Le reclamó a la fama el haberle hecho esperar. El mismo fue su juez y su penalidad. ¿Por qué anduvo siempre de segundón -adujo- en los concursos literarios y hubo de aguardar al menos que lo mencionaran? Argentina no fue amable con sus dones. Allí emprendió oficios inanes, perpetró el comentario, el juicio valorativo literario y regresó como apaleado a Montevideo, a la que cierto día la bautizara Santa María, la ciudad mugrienta. En ella hizo la crítica de Marcha, la revista inefable.

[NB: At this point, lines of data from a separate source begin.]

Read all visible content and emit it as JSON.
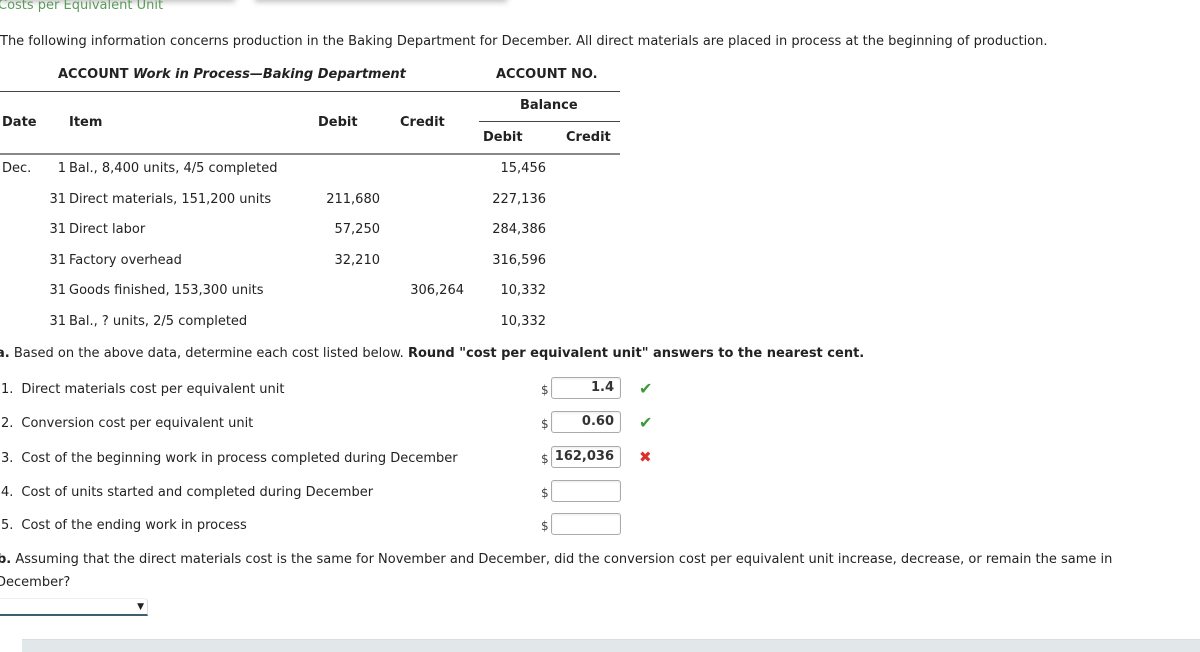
{
  "page": {
    "title": "Costs per Equivalent Unit",
    "intro": "The following information concerns production in the Baking Department for December. All direct materials are placed in process at the beginning of production."
  },
  "ledger": {
    "account_prefix": "ACCOUNT",
    "account_name": "Work in Process—Baking Department",
    "account_no_label": "ACCOUNT NO.",
    "headers": {
      "date": "Date",
      "item": "Item",
      "debit": "Debit",
      "credit": "Credit",
      "balance": "Balance",
      "balance_debit": "Debit",
      "balance_credit": "Credit"
    },
    "rows": [
      {
        "month": "Dec.",
        "day": "1",
        "item": "Bal., 8,400 units, 4/5 completed",
        "debit": "",
        "credit": "",
        "bal_debit": "15,456",
        "bal_credit": ""
      },
      {
        "month": "",
        "day": "31",
        "item": "Direct materials, 151,200 units",
        "debit": "211,680",
        "credit": "",
        "bal_debit": "227,136",
        "bal_credit": ""
      },
      {
        "month": "",
        "day": "31",
        "item": "Direct labor",
        "debit": "57,250",
        "credit": "",
        "bal_debit": "284,386",
        "bal_credit": ""
      },
      {
        "month": "",
        "day": "31",
        "item": "Factory overhead",
        "debit": "32,210",
        "credit": "",
        "bal_debit": "316,596",
        "bal_credit": ""
      },
      {
        "month": "",
        "day": "31",
        "item": "Goods finished, 153,300 units",
        "debit": "",
        "credit": "306,264",
        "bal_debit": "10,332",
        "bal_credit": ""
      },
      {
        "month": "",
        "day": "31",
        "item": "Bal., ? units, 2/5 completed",
        "debit": "",
        "credit": "",
        "bal_debit": "10,332",
        "bal_credit": ""
      }
    ]
  },
  "part_a": {
    "label": "a.",
    "instruction": "Based on the above data, determine each cost listed below.",
    "instruction_bold": "Round \"cost per equivalent unit\" answers to the nearest cent.",
    "currency_symbol": "$",
    "questions": [
      {
        "number": "1.",
        "text": "Direct materials cost per equivalent unit",
        "value": "1.4",
        "status": "correct"
      },
      {
        "number": "2.",
        "text": "Conversion cost per equivalent unit",
        "value": "0.60",
        "status": "correct"
      },
      {
        "number": "3.",
        "text": "Cost of the beginning work in process completed during December",
        "value": "162,036",
        "status": "incorrect"
      },
      {
        "number": "4.",
        "text": "Cost of units started and completed during December",
        "value": "",
        "status": "none"
      },
      {
        "number": "5.",
        "text": "Cost of the ending work in process",
        "value": "",
        "status": "none"
      }
    ],
    "status_icons": {
      "correct": "✔",
      "incorrect": "✖"
    },
    "status_colors": {
      "correct": "#3a9a3a",
      "incorrect": "#d9322e"
    }
  },
  "part_b": {
    "label": "b.",
    "question_line1": "Assuming that the direct materials cost is the same for November and December, did the conversion cost per equivalent unit increase, decrease, or remain the same in",
    "question_line2": "December?",
    "selected_value": ""
  }
}
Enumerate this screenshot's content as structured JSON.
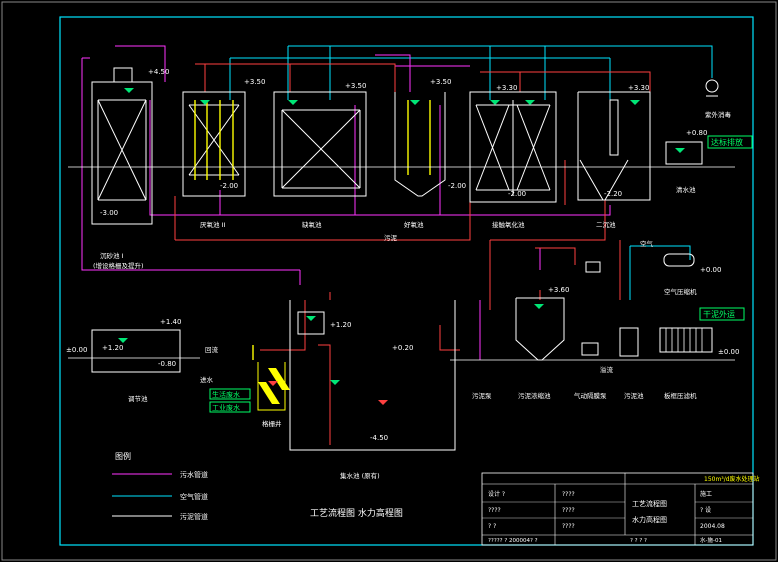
{
  "colors": {
    "frame": "#00e5ff",
    "sewage": "#ff33ff",
    "air": "#00e5ff",
    "sludge": "#ffffff",
    "tank": "#ffffff",
    "water": "#00e676",
    "pipe_red": "#ff4040",
    "yellow": "#ffff00",
    "stamp": "#00ff66"
  },
  "units": {
    "u1": {
      "label": "沉砂池 I",
      "sub": "(增设格栅及提升)",
      "level_top": "+4.50",
      "level_bot": "-3.00"
    },
    "u2": {
      "label": "厌氧池 II",
      "level_top": "+3.50",
      "level_bot": "-2.00"
    },
    "u3": {
      "label": "缺氧池",
      "level_top": "+3.50"
    },
    "u4": {
      "label": "好氧池",
      "level_top": "+3.50",
      "level_bot": "-2.00"
    },
    "u5": {
      "label": "接触氧化池",
      "level_top": "+3.30",
      "level_bot": "-2.00"
    },
    "u6": {
      "label": "二沉池",
      "level_top": "+3.30",
      "level_bot": "-2.20"
    },
    "u7": {
      "label": "清水池",
      "level_top": "+0.80"
    },
    "u8": {
      "label": "紫外消毒",
      "level": "+0.00"
    },
    "u9": {
      "label": "空气压缩机"
    },
    "u10": {
      "label": "调节池",
      "level_top": "+1.40",
      "level_mid": "+1.20",
      "level_bot": "-0.80",
      "level_left": "±0.00"
    },
    "u11": {
      "label": "格栅井"
    },
    "u12": {
      "label": "集水池 (原有)",
      "level_top": "+1.20",
      "level_mid": "+0.20",
      "level_bot": "-4.50"
    },
    "u13": {
      "label": "污泥浓缩池",
      "level_top": "+3.60"
    },
    "u14": {
      "label": "污泥泵"
    },
    "u15": {
      "label": "气动隔膜泵"
    },
    "u16": {
      "label": "污泥池"
    },
    "u17": {
      "label": "板框压滤机",
      "level": "±0.00"
    }
  },
  "stamps": {
    "discharge": "达标排放",
    "sludge_out": "干泥外运",
    "inlet1": "生活废水",
    "inlet2": "工业废水"
  },
  "labels": {
    "return_pipe": "污泥",
    "return_pipe2": "回流",
    "inlet_pipe": "进水",
    "air_text": "空气",
    "drain": "溢流"
  },
  "legend": {
    "title": "图例",
    "items": [
      {
        "name": "污水管道"
      },
      {
        "name": "空气管道"
      },
      {
        "name": "污泥管道"
      }
    ]
  },
  "drawing_title": "工艺流程图  水力高程图",
  "title_block": {
    "header": "150m³/d废水处理站",
    "left_rows": [
      "设计 ?",
      "????",
      "?  ?"
    ],
    "mid_rows": [
      "????",
      "????",
      "????"
    ],
    "name1": "工艺流程图",
    "name2": "水力高程图",
    "right_rows": [
      "施工",
      "?  设",
      "2004.08"
    ],
    "bottom_left": "?????  ?   200004?  ?",
    "bottom_mid": "?  ?  ?  ?",
    "bottom_right": "水-施-01"
  }
}
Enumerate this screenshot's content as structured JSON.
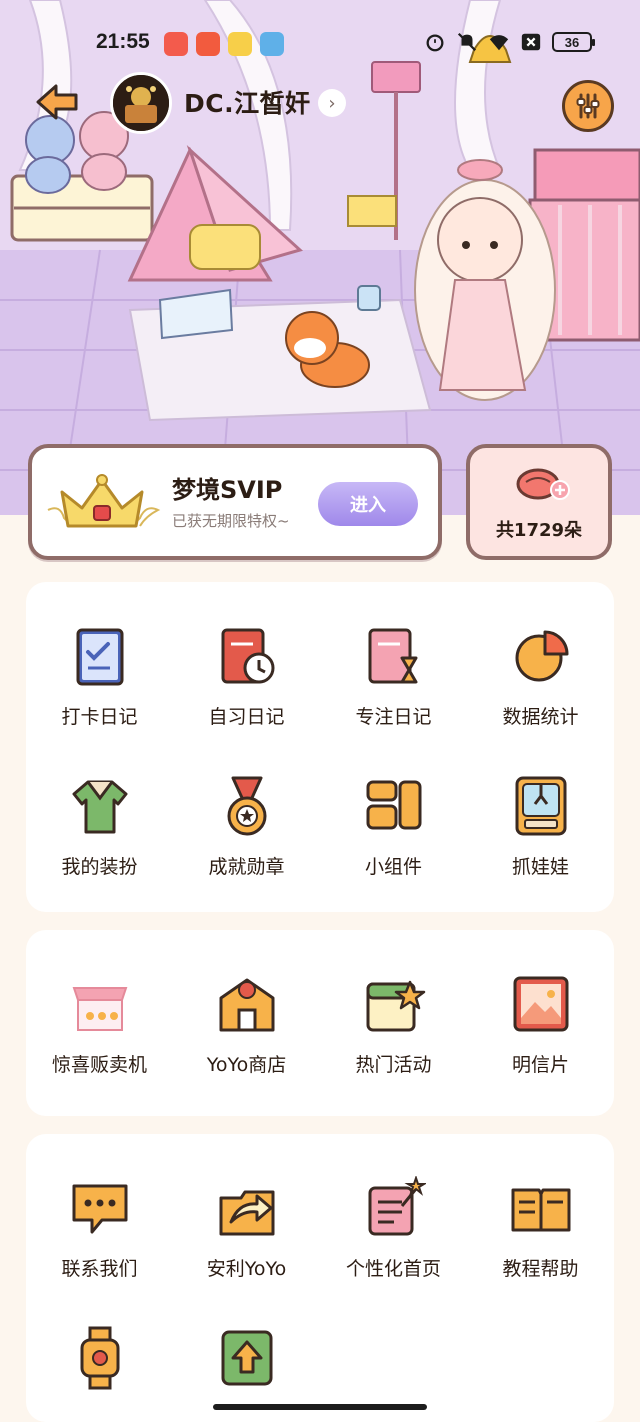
{
  "status_bar": {
    "time": "21:55",
    "battery": "36",
    "icons": [
      "alarm-icon",
      "mute-icon",
      "wifi-icon",
      "close-box-icon"
    ],
    "notification_icons": [
      "weibo-icon",
      "app-icon",
      "app-icon",
      "app-icon"
    ]
  },
  "header": {
    "user_name": "DC.江皙奸",
    "back_icon": "back-arrow-icon",
    "settings_icon": "sliders-icon"
  },
  "vip": {
    "title": "梦境SVIP",
    "subtitle": "已获无期限特权~",
    "enter_label": "进入"
  },
  "flowers": {
    "count_label": "共1729朵"
  },
  "grid1": [
    {
      "label": "打卡日记",
      "icon": "checklist-diary-icon"
    },
    {
      "label": "自习日记",
      "icon": "study-diary-icon"
    },
    {
      "label": "专注日记",
      "icon": "focus-diary-icon"
    },
    {
      "label": "数据统计",
      "icon": "pie-chart-icon"
    },
    {
      "label": "我的装扮",
      "icon": "outfit-icon"
    },
    {
      "label": "成就勋章",
      "icon": "medal-icon"
    },
    {
      "label": "小组件",
      "icon": "widget-icon"
    },
    {
      "label": "抓娃娃",
      "icon": "claw-machine-icon"
    }
  ],
  "grid2": [
    {
      "label": "惊喜贩卖机",
      "icon": "vending-machine-icon"
    },
    {
      "label": "YoYo商店",
      "icon": "shop-icon"
    },
    {
      "label": "热门活动",
      "icon": "calendar-star-icon"
    },
    {
      "label": "明信片",
      "icon": "postcard-icon"
    }
  ],
  "grid3": [
    {
      "label": "联系我们",
      "icon": "chat-bubble-icon"
    },
    {
      "label": "安利YoYo",
      "icon": "share-icon"
    },
    {
      "label": "个性化首页",
      "icon": "personalize-icon"
    },
    {
      "label": "教程帮助",
      "icon": "book-icon"
    },
    {
      "label": "",
      "icon": "watch-icon"
    },
    {
      "label": "",
      "icon": "upload-icon"
    }
  ]
}
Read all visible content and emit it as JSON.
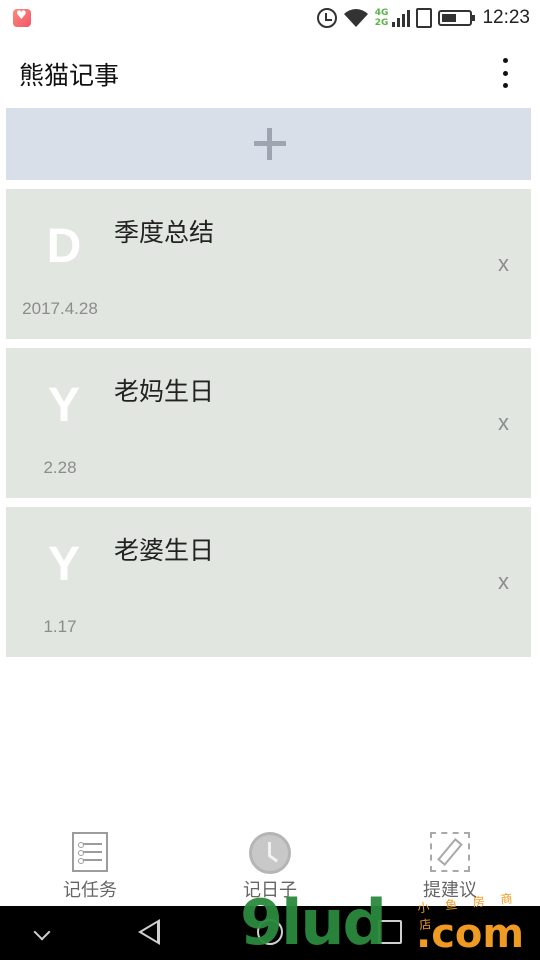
{
  "status_bar": {
    "time": "12:23",
    "network_top": "4G",
    "network_bottom": "2G",
    "icons": [
      "app-notification-icon",
      "alarm-icon",
      "wifi-icon",
      "signal-icon",
      "sim-icon",
      "battery-icon"
    ]
  },
  "app_bar": {
    "title": "熊猫记事",
    "menu_icon": "more-vert-icon"
  },
  "add_button": {
    "icon": "plus-icon"
  },
  "cards": [
    {
      "letter": "D",
      "title": "季度总结",
      "date": "2017.4.28",
      "delete_label": "x"
    },
    {
      "letter": "Y",
      "title": "老妈生日",
      "date": "2.28",
      "delete_label": "x"
    },
    {
      "letter": "Y",
      "title": "老婆生日",
      "date": "1.17",
      "delete_label": "x"
    }
  ],
  "bottom_nav": {
    "items": [
      {
        "label": "记任务",
        "icon": "task-list-icon"
      },
      {
        "label": "记日子",
        "icon": "clock-icon"
      },
      {
        "label": "提建议",
        "icon": "edit-suggest-icon"
      }
    ]
  },
  "system_nav": {
    "icons": [
      "chevron-down-icon",
      "back-icon",
      "home-icon",
      "recents-icon"
    ]
  },
  "watermark": {
    "main": "9lud",
    "com": ".com",
    "sub": "小 鱼 房 商 店"
  },
  "colors": {
    "add_bar": "#d9dfe9",
    "card": "#e2e6e0",
    "plus": "#a0a3b0"
  }
}
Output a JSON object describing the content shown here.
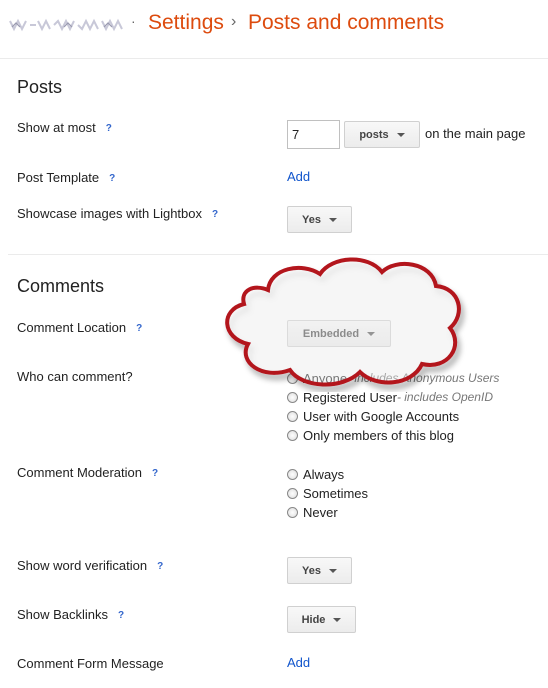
{
  "breadcrumb": {
    "separator": "·",
    "settings": "Settings",
    "arrow": "›",
    "page": "Posts and comments"
  },
  "posts": {
    "title": "Posts",
    "show_at_most": {
      "label": "Show at most",
      "help": "?",
      "value": "7",
      "unit": "posts",
      "suffix": "on the main page"
    },
    "post_template": {
      "label": "Post Template",
      "help": "?",
      "action": "Add"
    },
    "lightbox": {
      "label": "Showcase images with Lightbox",
      "help": "?",
      "value": "Yes"
    }
  },
  "comments": {
    "title": "Comments",
    "location": {
      "label": "Comment Location",
      "help": "?",
      "value": "Embedded"
    },
    "who": {
      "label": "Who can comment?",
      "options": [
        {
          "label": "Anyone",
          "hint": " - includes Anonymous Users"
        },
        {
          "label": "Registered User",
          "hint": " - includes OpenID"
        },
        {
          "label": "User with Google Accounts",
          "hint": ""
        },
        {
          "label": "Only members of this blog",
          "hint": ""
        }
      ]
    },
    "moderation": {
      "label": "Comment Moderation",
      "help": "?",
      "options": [
        "Always",
        "Sometimes",
        "Never"
      ]
    },
    "word_verification": {
      "label": "Show word verification",
      "help": "?",
      "value": "Yes"
    },
    "backlinks": {
      "label": "Show Backlinks",
      "help": "?",
      "value": "Hide"
    },
    "form_message": {
      "label": "Comment Form Message",
      "action": "Add"
    }
  },
  "colors": {
    "accent": "#dd4b0e",
    "link": "#1155cc",
    "cloud": "#b3121f"
  }
}
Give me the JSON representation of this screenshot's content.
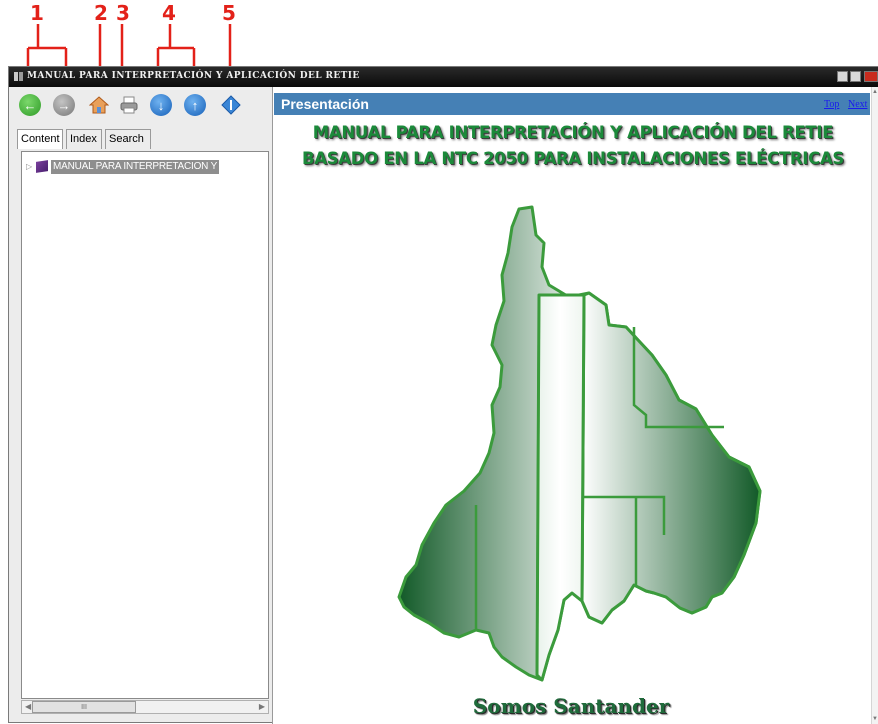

Fue terco en su determinación de hallar en la escritura el refugio de una vida sin aplausos. Insistió; en verdad sus primeras narraciones flaqueaban. Aún no había inventado sus obras maestras, El pozo, Juntacadáveres, El astillero, La cara de la desgracia.
Apenas las concluyó la crítica y el negocio editorial lo fueron a buscar. Le llamaron maestro, al fin. México difundió no pocas copias de su arte de narrar, su amargo arte de narrar y reunió sus obras completas.
Antes había conocido la cárcel de la dictadura uruguaya y de nuevo las rejas, acusado de pornógrafo. Se había ido a Madrid en busca de un escondite. Amó con fervor el mundo desolado, la mujer como una herida larga que no siente con sospechas de traición y de prostíbulo. Practicó la tristeza y su mueca. Anduvo, en verdad, solo. El pozo, diríase, fue su obra y sus versiones visibles o a escondidas hasta su muerte. Entendió la vida como una empresa en descomposición. Nadie allí se salva, ningún habitante de la pútrida Santa María. Lo social, el asunto político, cuando lo abordaban sobre el tema, recibió su indiferencia. Sólo quería curvarse sobre la máquina, para crear vencidos, lastimados, pobres diablos, homicidas, suicidas. Alguien, Larsen, uno de sus personajes más recurrentes, quiso regentar el prostíbulo perfecto donde cupiéramos todos. No en vano fue faulknereano y la Fundación que lleva el nombre del maestro de Absalón, Absalón lo unció como su seguidor por excelencia.
No desmayó nunca en su determinación de mostrarse elusivo, doble, varios personajes y ninguno. El mismo se prestó para actuar en su narrativa del fracaso con nombre y apellido. En esas páginas se definió como el hombre de la cara aburrida.
Súbito comenzaron a eternizarlo, sin que él ayudara para nada en tal perpetuación. Reeditaron sus novelas y cuentos. Conoció merecimientos de toda suerte, lo tradujeron a varias lenguas, no pocas de sus obras sufrieron remedos del cine. Lo invitaban a Congresos, a eventos universitarios y de casas editoras. Frecuentó a Venezuela. Vargas Llosa le arrebató el Premio Rómulo Gallegos con La casa verde.
Volvió a esconderse en Madrid y allí lo sorprendieron con el Premio Cervantes después de haber jurado que nunca jamás escribiría. Su arte de lo sórdido humano, de la suciedad, la corrosión, no hizo caso a tal juramento y se burló de él. Nadie fue tan onetteano entonces.